Dalam sepakbola modern, keahlian seperti yang dimiliki Baggio dalam mengeksekusi set piece bola-bola mati sudah diduplikasi oleh banyak pemain secara kreatif dan lebih variatif. Pesohor sepakbola mutakhir, David Beckham bahkan menjadi ikon dari eksekutor tendangan bebas yang tajam sekaligus memesona. Areal yang mengitari petak penalti tak ubahnya “lahan basah” yang menjadi surga bagi para ekskutor free kick.

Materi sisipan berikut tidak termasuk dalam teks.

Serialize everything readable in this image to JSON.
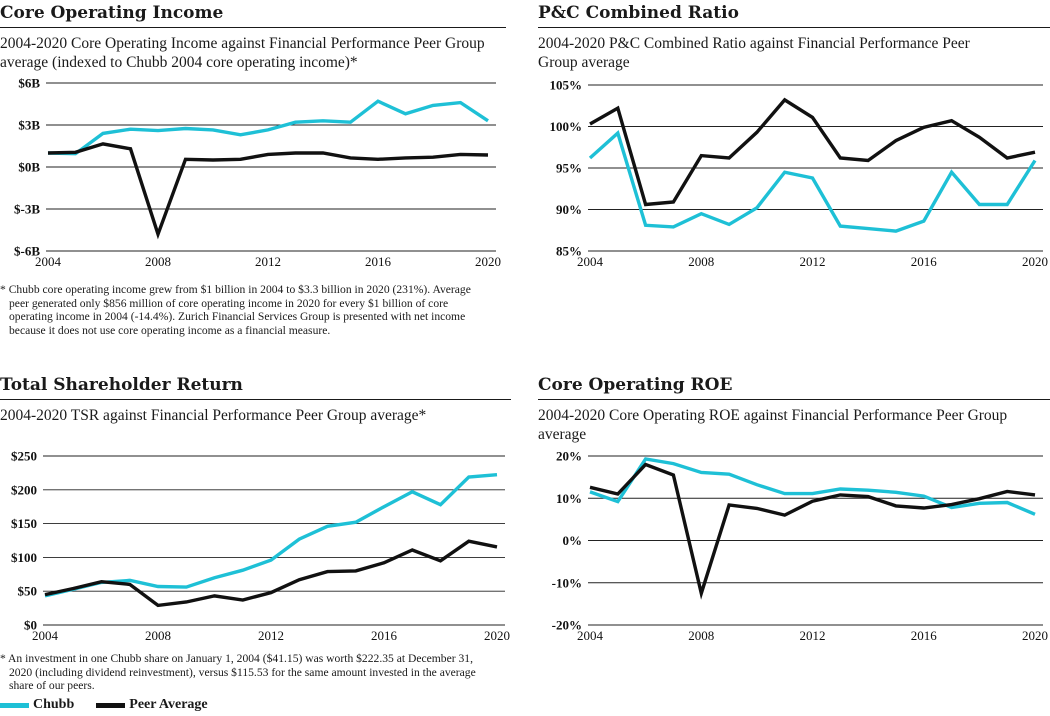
{
  "colors": {
    "chubb": "#1ec0d6",
    "peer": "#111111",
    "axis": "#222222"
  },
  "legend": {
    "chubb": "Chubb",
    "peer": "Peer Average"
  },
  "panels": {
    "coi": {
      "title": "Core Operating Income",
      "subtitle": "2004-2020 Core Operating Income against Financial Performance Peer Group average (indexed to Chubb 2004 core operating income)*",
      "footnote": "* Chubb core operating income grew from $1 billion in 2004 to $3.3 billion in 2020 (231%). Average peer generated only $856 million of core operating income in 2020 for every $1 billion of core operating income in 2004 (-14.4%). Zurich Financial Services Group is presented with net income because it does not use core operating income as a financial measure."
    },
    "pc": {
      "title": "P&C Combined Ratio",
      "subtitle": "2004-2020 P&C Combined Ratio against Financial Performance Peer Group average"
    },
    "tsr": {
      "title": "Total Shareholder Return",
      "subtitle": "2004-2020 TSR against Financial Performance Peer Group average*",
      "footnote": "* An investment in one Chubb share on January 1, 2004 ($41.15) was worth $222.35 at December 31, 2020 (including dividend reinvestment), versus $115.53 for the same amount invested in the average share of our peers."
    },
    "roe": {
      "title": "Core Operating ROE",
      "subtitle": "2004-2020 Core Operating ROE against Financial Performance Peer Group average"
    }
  },
  "chart_data": [
    {
      "id": "coi",
      "type": "line",
      "title": "Core Operating Income",
      "x": [
        2004,
        2005,
        2006,
        2007,
        2008,
        2009,
        2010,
        2011,
        2012,
        2013,
        2014,
        2015,
        2016,
        2017,
        2018,
        2019,
        2020
      ],
      "xticks": [
        2004,
        2008,
        2012,
        2016,
        2020
      ],
      "xtick_labels": [
        "2004",
        "2008",
        "2012",
        "2016",
        "2020"
      ],
      "xlim": [
        2004,
        2020
      ],
      "ylim": [
        -6,
        6
      ],
      "yticks": [
        6,
        3,
        0,
        -3,
        -6
      ],
      "ytick_labels": [
        "$6B",
        "$3B",
        "$0B",
        "$-3B",
        "$-6B"
      ],
      "series": [
        {
          "name": "Chubb",
          "color_key": "chubb",
          "values": [
            1.0,
            0.95,
            2.4,
            2.7,
            2.6,
            2.75,
            2.65,
            2.3,
            2.65,
            3.2,
            3.3,
            3.2,
            4.7,
            3.8,
            4.4,
            4.6,
            3.3
          ]
        },
        {
          "name": "Peer Average",
          "color_key": "peer",
          "values": [
            1.0,
            1.05,
            1.65,
            1.3,
            -4.8,
            0.55,
            0.5,
            0.55,
            0.9,
            1.0,
            1.0,
            0.65,
            0.55,
            0.65,
            0.7,
            0.9,
            0.86
          ]
        }
      ]
    },
    {
      "id": "pc",
      "type": "line",
      "title": "P&C Combined Ratio",
      "x": [
        2004,
        2005,
        2006,
        2007,
        2008,
        2009,
        2010,
        2011,
        2012,
        2013,
        2014,
        2015,
        2016,
        2017,
        2018,
        2019,
        2020
      ],
      "xticks": [
        2004,
        2008,
        2012,
        2016,
        2020
      ],
      "xtick_labels": [
        "2004",
        "2008",
        "2012",
        "2016",
        "2020"
      ],
      "xlim": [
        2004,
        2020
      ],
      "ylim": [
        85,
        105
      ],
      "yticks": [
        105,
        100,
        95,
        90,
        85
      ],
      "ytick_labels": [
        "105%",
        "100%",
        "95%",
        "90%",
        "85%"
      ],
      "series": [
        {
          "name": "Chubb",
          "color_key": "chubb",
          "values": [
            96.2,
            99.2,
            88.1,
            87.9,
            89.5,
            88.2,
            90.2,
            94.5,
            93.8,
            88.0,
            87.7,
            87.4,
            88.6,
            94.5,
            90.6,
            90.6,
            95.9
          ]
        },
        {
          "name": "Peer Average",
          "color_key": "peer",
          "values": [
            100.3,
            102.2,
            90.6,
            90.9,
            96.5,
            96.2,
            99.3,
            103.2,
            101.1,
            96.2,
            95.9,
            98.3,
            99.9,
            100.7,
            98.7,
            96.2,
            96.9
          ]
        }
      ]
    },
    {
      "id": "tsr",
      "type": "line",
      "title": "Total Shareholder Return",
      "x": [
        2004,
        2005,
        2006,
        2007,
        2008,
        2009,
        2010,
        2011,
        2012,
        2013,
        2014,
        2015,
        2016,
        2017,
        2018,
        2019,
        2020
      ],
      "xticks": [
        2004,
        2008,
        2012,
        2016,
        2020
      ],
      "xtick_labels": [
        "2004",
        "2008",
        "2012",
        "2016",
        "2020"
      ],
      "xlim": [
        2004,
        2020
      ],
      "ylim": [
        0,
        250
      ],
      "yticks": [
        250,
        200,
        150,
        100,
        50,
        0
      ],
      "ytick_labels": [
        "$250",
        "$200",
        "$150",
        "$100",
        "$50",
        "$0"
      ],
      "series": [
        {
          "name": "Chubb",
          "color_key": "chubb",
          "values": [
            43,
            53,
            63,
            66,
            57,
            56,
            70,
            81,
            96,
            127,
            146,
            152,
            175,
            197,
            178,
            219,
            222.35
          ]
        },
        {
          "name": "Peer Average",
          "color_key": "peer",
          "values": [
            45,
            54,
            64,
            60,
            29,
            34,
            43,
            37,
            48,
            67,
            79,
            80,
            92,
            111,
            95,
            124,
            115.53
          ]
        }
      ]
    },
    {
      "id": "roe",
      "type": "line",
      "title": "Core Operating ROE",
      "x": [
        2004,
        2005,
        2006,
        2007,
        2008,
        2009,
        2010,
        2011,
        2012,
        2013,
        2014,
        2015,
        2016,
        2017,
        2018,
        2019,
        2020
      ],
      "xticks": [
        2004,
        2008,
        2012,
        2016,
        2020
      ],
      "xtick_labels": [
        "2004",
        "2008",
        "2012",
        "2016",
        "2020"
      ],
      "xlim": [
        2004,
        2020
      ],
      "ylim": [
        -20,
        20
      ],
      "yticks": [
        20,
        10,
        0,
        -10,
        -20
      ],
      "ytick_labels": [
        "20%",
        "10%",
        "0%",
        "-10%",
        "-20%"
      ],
      "series": [
        {
          "name": "Chubb",
          "color_key": "chubb",
          "values": [
            11.5,
            9.2,
            19.3,
            18.2,
            16.1,
            15.7,
            13.2,
            11.1,
            11.1,
            12.2,
            11.9,
            11.4,
            10.5,
            7.8,
            8.8,
            9.0,
            6.2
          ]
        },
        {
          "name": "Peer Average",
          "color_key": "peer",
          "values": [
            12.6,
            11.0,
            18.0,
            15.5,
            -12.5,
            8.4,
            7.6,
            6.0,
            9.3,
            10.8,
            10.4,
            8.2,
            7.7,
            8.5,
            9.9,
            11.6,
            10.8
          ]
        }
      ]
    }
  ]
}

Bahkan akhir 1990-an, di belantika liga Seri-A sangat populer istilah “zona Del Piero” untuk menyebut areal sekitar 5 meter sebelum kotak duabelas pas. Skill seorang Alessandro Del Piero dalam mengeksekusi tendangan bebas serta-merta menjadi trade mark standard yang kemudian menjadi referensi yang harus diwaspadai bagi para pemain di barisan pertahanan. Belum lagi Juninho Penambuchano. Pemain Lyon kelahiran Brasil ini dinobatkan sebagai penendang bebas terbaik di Eropa berkat produktivitas gol yang sebagian besar dihadirkannya melalui tendangan bebas yang seksi dan mengagumkan.

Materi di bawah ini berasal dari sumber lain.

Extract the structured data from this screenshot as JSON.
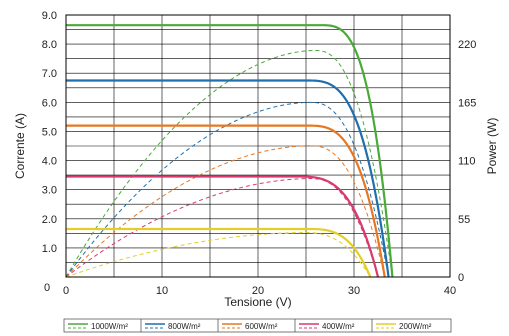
{
  "chart_data": {
    "type": "line",
    "xlabel": "Tensione (V)",
    "ylabel_left": "Corrente (A)",
    "ylabel_right": "Power (W)",
    "xlim": [
      0,
      40
    ],
    "ylim_left": [
      0,
      9.0
    ],
    "ylim_right": [
      0,
      247.5
    ],
    "x_ticks": [
      "0",
      "10",
      "20",
      "30",
      "40"
    ],
    "y_left_ticks": [
      "1.0",
      "2.0",
      "3.0",
      "4.0",
      "5.0",
      "6.0",
      "7.0",
      "8.0",
      "9.0"
    ],
    "y_right_ticks": [
      "0",
      "55",
      "110",
      "165",
      "220"
    ],
    "grid": true,
    "legend_position": "bottom",
    "series": [
      {
        "name": "1000W/m²",
        "color": "#4aaa38",
        "isc": 8.65,
        "voc": 34.0,
        "knee": 26.5,
        "vmpp": 26.0,
        "pmax": 214
      },
      {
        "name": "800W/m²",
        "color": "#1f6fae",
        "isc": 6.75,
        "voc": 33.6,
        "knee": 25.0,
        "vmpp": 25.5,
        "pmax": 165
      },
      {
        "name": "600W/m²",
        "color": "#e87722",
        "isc": 5.2,
        "voc": 33.2,
        "knee": 25.0,
        "vmpp": 25.5,
        "pmax": 124
      },
      {
        "name": "400W/m²",
        "color": "#d83a6e",
        "isc": 3.45,
        "voc": 32.5,
        "knee": 24.0,
        "vmpp": 25.5,
        "pmax": 93
      },
      {
        "name": "200W/m²",
        "color": "#e3cf27",
        "isc": 1.65,
        "voc": 31.7,
        "knee": 25.0,
        "vmpp": 25.0,
        "pmax": 42
      }
    ]
  }
}
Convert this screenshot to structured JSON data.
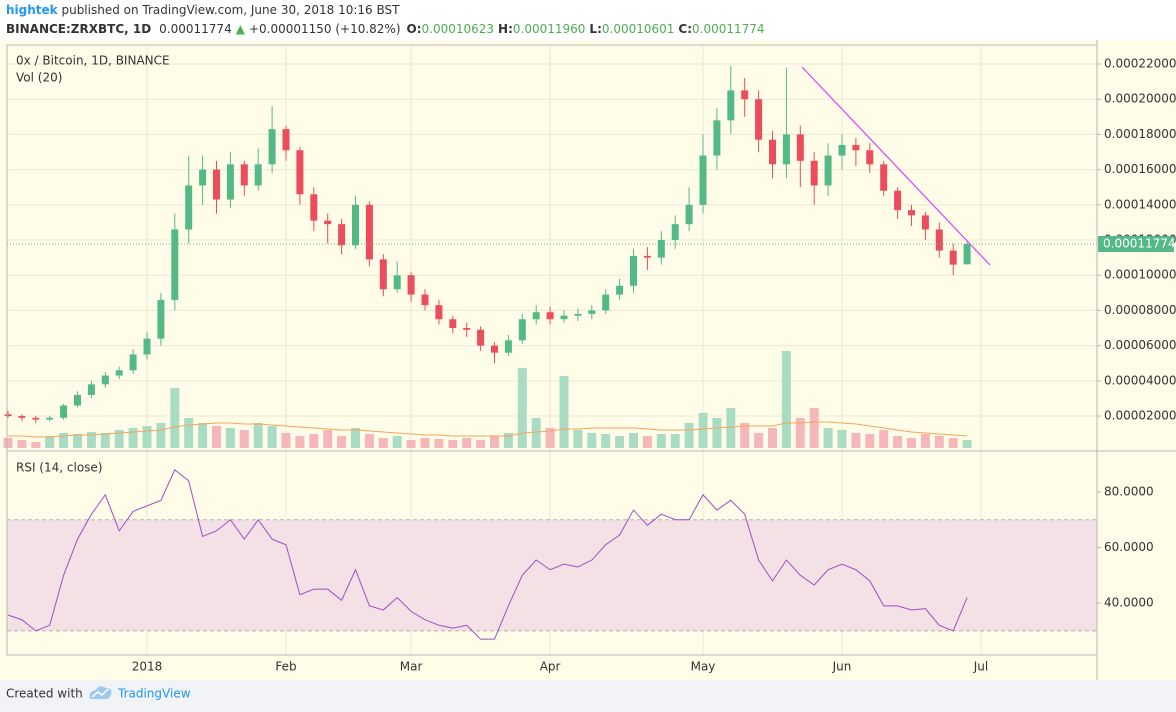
{
  "header": {
    "user": "hightek",
    "published": " published on TradingView.com, June 30, 2018 10:16 BST",
    "symbol": "BINANCE:ZRXBTC, 1D",
    "last": "0.00011774",
    "arrow": "▲",
    "change": "+0.00001150 (+10.82%)",
    "o_label": "O:",
    "o": "0.00010623",
    "h_label": "H:",
    "h": "0.00011960",
    "l_label": "L:",
    "l": "0.00010601",
    "c_label": "C:",
    "c": "0.00011774"
  },
  "chart_data": [
    {
      "type": "candlestick",
      "title": "0x / Bitcoin, 1D, BINANCE",
      "categories": [
        null,
        null,
        null,
        null,
        null,
        null,
        null,
        null,
        null,
        null,
        "2018",
        null,
        null,
        null,
        null,
        null,
        null,
        null,
        null,
        null,
        "Feb",
        null,
        null,
        null,
        null,
        null,
        null,
        null,
        null,
        "Mar",
        null,
        null,
        null,
        null,
        null,
        null,
        null,
        null,
        null,
        "Apr",
        null,
        null,
        null,
        null,
        null,
        null,
        null,
        null,
        null,
        null,
        "May",
        null,
        null,
        null,
        null,
        null,
        null,
        null,
        null,
        null,
        "Jun",
        null,
        null,
        null,
        null,
        null,
        null,
        null,
        null,
        null,
        "Jul"
      ],
      "open": [
        2.1e-05,
        2e-05,
        1.9e-05,
        1.8e-05,
        1.9e-05,
        2.6e-05,
        3.2e-05,
        3.8e-05,
        4.3e-05,
        4.6e-05,
        5.5e-05,
        6.4e-05,
        8.6e-05,
        0.000126,
        0.000151,
        0.00016,
        0.000143,
        0.000163,
        0.000151,
        0.000163,
        0.000183,
        0.000171,
        0.000146,
        0.000131,
        0.000129,
        0.000117,
        0.00014,
        0.000109,
        9.2e-05,
        0.0001,
        8.9e-05,
        8.3e-05,
        7.5e-05,
        7e-05,
        6.9e-05,
        6e-05,
        5.6e-05,
        6.3e-05,
        7.5e-05,
        7.9e-05,
        7.5e-05,
        7.7e-05,
        7.8e-05,
        8e-05,
        8.9e-05,
        9.4e-05,
        0.000111,
        0.00011,
        0.00012,
        0.000129,
        0.00014,
        0.000168,
        0.000188,
        0.000205,
        0.0002,
        0.000177,
        0.000163,
        0.00018,
        0.000165,
        0.000151,
        0.000168,
        0.000174,
        0.000171,
        0.000163,
        0.000148,
        0.000137,
        0.000134,
        0.000126,
        0.000114,
        0.00010623,
        null
      ],
      "high": [
        2.3e-05,
        2.1e-05,
        2e-05,
        2e-05,
        2.7e-05,
        3.4e-05,
        4e-05,
        4.5e-05,
        4.8e-05,
        5.8e-05,
        6.8e-05,
        9e-05,
        0.000135,
        0.000168,
        0.000168,
        0.000165,
        0.00017,
        0.000165,
        0.000172,
        0.000196,
        0.000185,
        0.000173,
        0.00015,
        0.000135,
        0.000132,
        0.000145,
        0.000142,
        0.000112,
        0.000108,
        0.000102,
        9.2e-05,
        8.6e-05,
        7.7e-05,
        7.3e-05,
        7.1e-05,
        6.2e-05,
        6.6e-05,
        7.8e-05,
        8.3e-05,
        8.2e-05,
        8e-05,
        8.1e-05,
        8.3e-05,
        9.2e-05,
        9.8e-05,
        0.000115,
        0.000116,
        0.000125,
        0.000134,
        0.00015,
        0.00018,
        0.000195,
        0.000219,
        0.000212,
        0.000205,
        0.000182,
        0.000218,
        0.000185,
        0.00017,
        0.000175,
        0.00018,
        0.000178,
        0.000175,
        0.000165,
        0.00015,
        0.00014,
        0.000136,
        0.00013,
        0.000118,
        0.0001196,
        null
      ],
      "low": [
        1.9e-05,
        1.7e-05,
        1.6e-05,
        1.7e-05,
        1.8e-05,
        2.5e-05,
        3e-05,
        3.6e-05,
        4.1e-05,
        4.4e-05,
        5.2e-05,
        6e-05,
        8e-05,
        0.000118,
        0.00014,
        0.000135,
        0.000138,
        0.000145,
        0.000148,
        0.000158,
        0.000165,
        0.00014,
        0.000125,
        0.000118,
        0.000112,
        0.000115,
        0.000105,
        8.8e-05,
        9e-05,
        8.5e-05,
        8e-05,
        7.2e-05,
        6.7e-05,
        6.5e-05,
        5.7e-05,
        5e-05,
        5.4e-05,
        6.1e-05,
        7.2e-05,
        7.2e-05,
        7.3e-05,
        7.4e-05,
        7.5e-05,
        7.8e-05,
        8.6e-05,
        9e-05,
        0.000103,
        0.000106,
        0.000115,
        0.000125,
        0.000135,
        0.00016,
        0.00018,
        0.00019,
        0.00017,
        0.000155,
        0.000155,
        0.00015,
        0.00014,
        0.000145,
        0.00016,
        0.000162,
        0.000158,
        0.000145,
        0.000132,
        0.000128,
        0.00012,
        0.00011,
        0.0001,
        0.00010601,
        null
      ],
      "close": [
        2e-05,
        1.9e-05,
        1.8e-05,
        1.9e-05,
        2.6e-05,
        3.2e-05,
        3.8e-05,
        4.3e-05,
        4.6e-05,
        5.5e-05,
        6.4e-05,
        8.6e-05,
        0.000126,
        0.000151,
        0.00016,
        0.000143,
        0.000163,
        0.000151,
        0.000163,
        0.000183,
        0.000171,
        0.000146,
        0.000131,
        0.000129,
        0.000117,
        0.00014,
        0.000109,
        9.2e-05,
        0.0001,
        8.9e-05,
        8.3e-05,
        7.5e-05,
        7e-05,
        6.9e-05,
        6e-05,
        5.6e-05,
        6.3e-05,
        7.5e-05,
        7.9e-05,
        7.5e-05,
        7.7e-05,
        7.8e-05,
        8e-05,
        8.9e-05,
        9.4e-05,
        0.000111,
        0.00011,
        0.00012,
        0.000129,
        0.00014,
        0.000168,
        0.000188,
        0.000205,
        0.0002,
        0.000177,
        0.000163,
        0.00018,
        0.000165,
        0.000151,
        0.000168,
        0.000174,
        0.000171,
        0.000163,
        0.000148,
        0.000137,
        0.000134,
        0.000126,
        0.000114,
        0.000106,
        0.00011774,
        null
      ],
      "up_color": "#53b987",
      "down_color": "#eb4d5c",
      "ylim": [
        7e-07,
        0.0002308
      ],
      "yticks": [
        {
          "value": 2e-05,
          "label": "0.00002000"
        },
        {
          "value": 4e-05,
          "label": "0.00004000"
        },
        {
          "value": 6e-05,
          "label": "0.00006000"
        },
        {
          "value": 8e-05,
          "label": "0.00008000"
        },
        {
          "value": 0.0001,
          "label": "0.00010000"
        },
        {
          "value": 0.00012,
          "label": "0.00012000"
        },
        {
          "value": 0.00014,
          "label": "0.00014000"
        },
        {
          "value": 0.00016,
          "label": "0.00016000"
        },
        {
          "value": 0.00018,
          "label": "0.00018000"
        },
        {
          "value": 0.0002,
          "label": "0.00020000"
        },
        {
          "value": 0.00022,
          "label": "0.00022000"
        }
      ],
      "grid": true,
      "volume": {
        "name": "Vol (20)",
        "ylim": [
          0,
          100
        ],
        "up_color": "#a9dcc3",
        "down_color": "#f5b7b9",
        "ma_color": "#f7a35c",
        "values": [
          10,
          8,
          6,
          12,
          15,
          14,
          16,
          15,
          18,
          20,
          22,
          25,
          60,
          30,
          25,
          22,
          20,
          18,
          25,
          22,
          15,
          12,
          14,
          18,
          12,
          20,
          14,
          10,
          12,
          8,
          10,
          9,
          8,
          10,
          8,
          12,
          15,
          80,
          30,
          20,
          72,
          18,
          15,
          14,
          12,
          15,
          12,
          14,
          14,
          25,
          35,
          30,
          40,
          25,
          15,
          20,
          97,
          30,
          40,
          20,
          18,
          15,
          14,
          18,
          12,
          10,
          14,
          12,
          10,
          8,
          null
        ],
        "ma": [
          12,
          12,
          11,
          11,
          12,
          13,
          13,
          14,
          15,
          16,
          17,
          18,
          21,
          23,
          24,
          25,
          25,
          24,
          24,
          23,
          22,
          21,
          20,
          19,
          18,
          18,
          17,
          16,
          15,
          14,
          13,
          13,
          12,
          12,
          12,
          12,
          12,
          15,
          16,
          17,
          19,
          19,
          20,
          20,
          20,
          20,
          19,
          18,
          18,
          18,
          19,
          20,
          21,
          22,
          22,
          22,
          25,
          25,
          26,
          26,
          25,
          24,
          22,
          20,
          18,
          16,
          15,
          14,
          13,
          12,
          null
        ]
      }
    },
    {
      "type": "line",
      "title": "RSI (14, close)",
      "color": "#9c4fc4",
      "band": [
        30,
        70
      ],
      "band_color": "#f3e1e6",
      "values": [
        35.7,
        34,
        30,
        32,
        50,
        63,
        72,
        79,
        66,
        73,
        75,
        77,
        88,
        84,
        64,
        66,
        70,
        63,
        70,
        63,
        61,
        43,
        45,
        45,
        41,
        52,
        39,
        37.5,
        42,
        37,
        34,
        32,
        31,
        32,
        27,
        27,
        39,
        50,
        55.5,
        52,
        54,
        53,
        55.5,
        61,
        64.5,
        73.5,
        68,
        72,
        70,
        70,
        79,
        73.5,
        77,
        72,
        55.5,
        48,
        55.5,
        50,
        46.5,
        52,
        54,
        52,
        48,
        39,
        39,
        37.5,
        38,
        32,
        30,
        42,
        null
      ],
      "ylim": [
        21.3,
        94.4
      ],
      "yticks": [
        {
          "value": 40,
          "label": "40.0000"
        },
        {
          "value": 60,
          "label": "60.0000"
        },
        {
          "value": 80,
          "label": "80.0000"
        }
      ]
    }
  ],
  "footer": {
    "text": "Created with",
    "brand": "TradingView"
  }
}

Boleh dikata, sepakbola adalah bagian dari sebuah pertunjukan “orkestra” yang mensyaratkan kekompakan 22 orang pemain dalam merangkai alur simfoni. Bila kini keahlian mengolah si kulit bundar sudah menjadi cabang olahraga mandiri, yang dikenal dengan free style, maka sepakbola adalah perwujudan seni dan ujian mengolah bola yang sesungguhnya. Hanya pesepakbola handal yang mampu memeragakan keahlian ala atlet free style di lapangan hijau lantaran di sana keleluasaannya amat dibatasi oleh waktu serta gangguan pemain lawan.
Di antara sebagian seniman bola mutakhir kita bisa menyebut Ronaldinho dan Christiano Ronaldo. Keahlian dribling keduanya sungguh brilian. Kaki mereka seolah dilekati magnet yang membuat bola selalu lengket ke manapun kaki mereka menari. Setangga generasi sebelum mereka ada Zinedine Zidane yang gaya khasnya, mengecoh lawan sembari memutar badan, hingga kini belum ada tandingannya. Jika kita berputar ke era 1990-an ada Diego Maradona yang solo run-nya dari tengah lapangan melewati enam pemain lawan dan kemudian mencetak gol. Aksi si bengal pada PD 1986 ini mengantar golnya sebagai gol terbaik sepanjang masa. Sempat ada kejutan ketika Saeed Owairan, pesepakbola dari negeri “kasta ketiga” yakni Arab Saudi, mampu menduplikasi aksi Maradona kala Saudi menghadapi Belgia di PD 1994. Aksi Saeed berliku-liku melewati lima pemain tersebut juga dihargai sebagai gol terbaik PD 1994.
Di jagad bola sepak, kita juga mengenal teknik mencetak gola melalui tendangan akrobatik di udara. Orang lazim menyebutnya tendangan salto atau bicycle kick. Mantan punggawa timnas Mexico, Hugo Sanchez layak berada di barisan terdepan. Pada konteks ini, Indonesia juga patut berbangga, karena sebuah gol salto dari salah seorang pemain kita, Widodo C Putro berhasil dinobatkan sebagai gol terbaik Piala Asia 1996. Sepak bola, sekali lagi, turut diukur dari keindahan gol yang tercipta. Sejarah Piala Eropa memilih gol tendangan voli Marco van Basten dari pojok lapangan saat menundukkan Rusia di final 1984 sebagai gol terseksi sepanjang turnamen terbesar di benua biru itu digelar.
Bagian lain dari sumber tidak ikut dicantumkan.